Photo by: Juan Navarro
Grey has a freaking No. 1, triple-platinum song but the duo wants more. And they want it on their terms.
Brothers Kyle and Michael Trewartha create “weird” pop anthems, two of which have charted in the Top Ten and are platinum selling multiple times over. However, doing this they have collaborated with a number of people (including Zedd and Maren Morris for 2018 monster “The Middle”). While the dudes love to work with other talented musicians, they are most stoked to show their fans and the world what they can do by the power of Grey alone in 2019.
The brothers Trewartha came by the Music Choice studio recently on a blustery New York City winter afternoon and broke down what’s come before and what’s going to pop off for their career in 2019.
Check the interview below and watch the video for Grey’s new single “Want You Back” here.
How are you California gentleman handling the NYC cold?
Michael: I think it’s refreshing actually.
Kyle: It’s nice but if we had to be here for a couple weeks… I’d be like it’s time to get outta here.
You guys are brothers, so we know how you met, how did Grey start?
K: I had my own project from like 2010-15 and it wasn’t working out like I had hoped. I was making a living but needed to switch things up. During that time Michael was learning how to produce.
Michael, when you were learning those skills was that in your mind, like, maybe I can work with my brother who is ALSO a producer?
M: We were always working on stuff together anyway. From when we lived together at our parent’s house or over Skype when he was in college. We’d go over the music we were working on but never talked about specifically starting something.
You never personally gave him bad feedback to sabotage him so you would be the more famous producer brother?
M: No, although I do want to be better than him. I want to be the best. However, we make better music when we’re creating together.
You guys have talked before about bringing something “weird” to pop music. Explain to me what that means.
K: If someone heard “Want You Back” like some old executive heard it they might be like… “that’s a little jarring” and it is but that’s what makes it cool. There’s the contrast between the silence and the really loud stuff in there.
Another cool thing with that song is that everything happens on the second beat instead of the first. You don’t hear that very often.
Is that something that’s on your mind in the studio? You might come up with a melody but it seems to safe or same-y so you toss it out?
K: Out initial inclination with anything is to go extremely weird and then what we learned through “Starving” was how to dial it back completely and now we’re learning how to dial those impulses back less and less.
Is that frustrating ever? If you create something that might be too weird at the moment and have to take everything down a bit?
M: It’s not frustrating because that’s how things work. You can’t change the general public’s view.
K: I don’t even trust my own perspective because I’m a musician I just have one opinion and I can be wrong. There’s intelligence in a crowd. There’s a reason why things become popular globally. The bigger the group the bigger the intelligence. There are things going on with a song that even I can’t comprehend!
Can you guys hit me with the short story about how your super smash “The Middle” came about?

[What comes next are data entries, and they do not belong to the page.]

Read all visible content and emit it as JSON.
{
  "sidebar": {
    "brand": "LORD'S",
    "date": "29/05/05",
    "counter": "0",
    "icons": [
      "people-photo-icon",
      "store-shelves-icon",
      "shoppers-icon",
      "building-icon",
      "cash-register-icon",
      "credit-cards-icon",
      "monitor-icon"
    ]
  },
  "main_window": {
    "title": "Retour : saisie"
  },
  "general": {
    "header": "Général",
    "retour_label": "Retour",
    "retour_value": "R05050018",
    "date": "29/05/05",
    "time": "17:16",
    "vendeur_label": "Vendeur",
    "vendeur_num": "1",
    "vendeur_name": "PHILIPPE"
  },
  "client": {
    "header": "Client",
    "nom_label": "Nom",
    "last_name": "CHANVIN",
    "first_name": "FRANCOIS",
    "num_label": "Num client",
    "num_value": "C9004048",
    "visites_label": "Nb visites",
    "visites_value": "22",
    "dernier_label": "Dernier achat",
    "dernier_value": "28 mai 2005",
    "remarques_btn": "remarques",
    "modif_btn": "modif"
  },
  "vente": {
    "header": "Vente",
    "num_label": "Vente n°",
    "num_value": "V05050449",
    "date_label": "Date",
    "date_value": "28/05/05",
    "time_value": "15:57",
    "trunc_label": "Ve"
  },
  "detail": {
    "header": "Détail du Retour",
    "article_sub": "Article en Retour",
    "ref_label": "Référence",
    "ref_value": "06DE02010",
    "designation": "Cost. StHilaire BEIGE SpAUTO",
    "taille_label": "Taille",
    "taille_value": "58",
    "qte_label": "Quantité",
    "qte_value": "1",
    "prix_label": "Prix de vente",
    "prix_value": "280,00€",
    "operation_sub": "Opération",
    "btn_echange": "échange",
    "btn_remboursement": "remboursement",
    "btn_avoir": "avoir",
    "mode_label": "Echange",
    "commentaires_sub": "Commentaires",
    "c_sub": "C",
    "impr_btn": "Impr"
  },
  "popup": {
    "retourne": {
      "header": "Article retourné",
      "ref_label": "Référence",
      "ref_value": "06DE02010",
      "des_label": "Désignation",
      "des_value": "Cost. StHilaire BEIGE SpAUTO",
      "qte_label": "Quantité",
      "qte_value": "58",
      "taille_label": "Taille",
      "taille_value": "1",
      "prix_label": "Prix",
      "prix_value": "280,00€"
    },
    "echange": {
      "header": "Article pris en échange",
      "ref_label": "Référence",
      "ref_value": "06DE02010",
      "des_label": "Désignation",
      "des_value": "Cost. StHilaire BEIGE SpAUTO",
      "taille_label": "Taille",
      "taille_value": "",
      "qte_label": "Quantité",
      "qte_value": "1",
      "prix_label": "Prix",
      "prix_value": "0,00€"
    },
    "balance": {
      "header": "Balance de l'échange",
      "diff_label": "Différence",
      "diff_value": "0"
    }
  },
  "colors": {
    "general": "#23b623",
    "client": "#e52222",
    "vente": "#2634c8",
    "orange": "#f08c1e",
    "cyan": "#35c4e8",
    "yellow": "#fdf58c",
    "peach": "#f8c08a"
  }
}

M: We got sent a demo from Sarah Aarons and Monsters and Strangerz and we were obsessed immediately. It was insane.
So when that gets sent to you, what exactly are you expected to do or add?
K: Our usual approach is scrap everything and completely remake the song. “Starving” was the first time we used a stem that we were sent. With “The Middle” some things were so cool and we used little bits and then produced it out. We sent to Zedd and he added his thing. Then we spent a year searching for a vocalist.
A process that doesn’t usually take a full year I take it. Was there ever hesitation choosing Maren Morris? She’s a country singer and exists in that world. This is a huge pop song.
K: We don’t care what world someone comes from. We have a sound in our mind and she fit that sound. It didn’t matter which genre she was coming from.
After having these huge successes with the past couple of songs, how do you replicate that or what’s the next level you shoot for?
K: A common theme has been thinking about identity. We want to take ownership of what we’re doing. To me that means, just having these things be more of our thing. Less collaboration maybe. I don’t know. That has been our mind.
M: Trying to have big success on our own. To be the main artist.
K: It’s not that we’re trying to get more streams than “The Middle” it’s just we want to do that on our own.
How does that manifest itself? Not giving as much time to people sending you stuff to collab on? Changing your sound?
M: Not sacrificing anything and leaving it as us.